Avaliação externa às 24 escolas custou 72.000 euros ao Ministério

A avaliação externa às 24 escolas que vão assinar até ao final do ano contratos de autonomia com o Ministério da Educação custou à tutela 72.000 euros, anunciou hoje a titular da pasta, Maria de Lurdes Rodrigues.

Agência LUSA /

A ministra da Educação indicou perante a Comissão de Educação, Ciência e Cultura da Assembleia da República que o "custo por cada unidade orgânica avaliada foi de 3.000 euros".

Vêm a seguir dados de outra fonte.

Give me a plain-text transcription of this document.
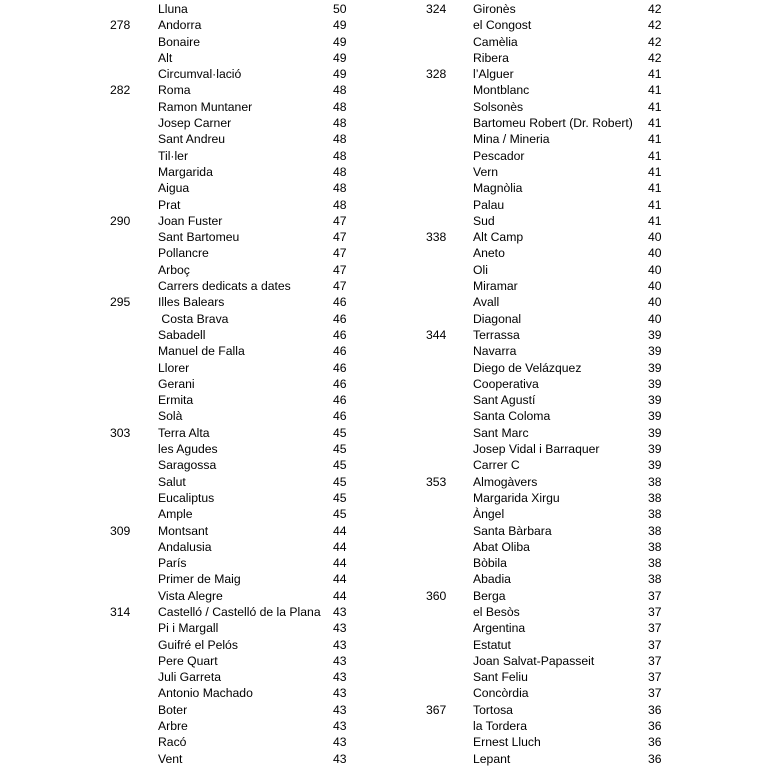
Lluna	50
278 Andorra	49
Bonaire	49
Alt	49
Circumval·lació	49
282 Roma	48
Ramon Muntaner	48
Josep Carner	48
Sant Andreu	48
Til·ler	48
Margarida	48
Aigua	48
Prat	48
290 Joan Fuster	47
Sant Bartomeu	47
Pollancre	47
Arboç	47
Carrers dedicats a dates	47
295 Illes Balears	46
Costa Brava	46
Sabadell	46
Manuel de Falla	46
Llorer	46
Gerani	46
Ermita	46
Solà	46
303 Terra Alta	45
les Agudes	45
Saragossa	45
Salut	45
Eucaliptus	45
Ample	45
309 Montsant	44
Andalusia	44
París	44
Primer de Maig	44
Vista Alegre	44
314 Castelló / Castelló de la Plana 43
Pi i Margall	43
Guifré el Pelós	43
Pere Quart	43
Juli Garreta	43
Antonio Machado	43
Boter	43
Arbre	43
Racó	43
Vent	43
324 Gironès	42
el Congost	42
Camèlia	42
Ribera	42
328 l’Alguer	41
Montblanc	41
Solsonès	41
Bartomeu Robert (Dr. Robert) 41
Mina / Mineria	41
Pescador	41
Vern	41
Magnòlia	41
Palau	41
Sud	41
338 Alt Camp	40
Aneto	40
Oli	40
Miramar	40
Avall	40
Diagonal	40
344 Terrassa	39
Navarra	39
Diego de Velázquez	39
Cooperativa	39
Sant Agustí	39
Santa Coloma	39
Sant Marc	39
Josep Vidal i Barraquer	39
Carrer C	39
353 Almogàvers	38
Margarida Xirgu	38
Àngel	38
Santa Bàrbara	38
Abat Oliba	38
Bòbila	38
Abadia	38
360 Berga	37
el Besòs	37
Argentina	37
Estatut	37
Joan Salvat-Papasseit	37
Sant Feliu	37
Concòrdia	37
367 Tortosa	36
la Tordera	36
Ernest Lluch	36
Lepant	36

No início de Setembro, a tutela revelou as 24 escolas que foram sujeitas a processos de avaliação externa e anunciou que, em 2007, o grupo de trabalho deverá avaliar outros 100 estabelecimentos de ensino, tendo em vista o alargamento da rede de escolas autónomas.

O Ministério da Educação pretende assinar os primeiros 24 contratos de autonomia até ao final do ano, altura em que deverão ficar definidos os referenciais do modelo de avaliação externa, para que no futuro sejam avaliadas 300 escolas por ano.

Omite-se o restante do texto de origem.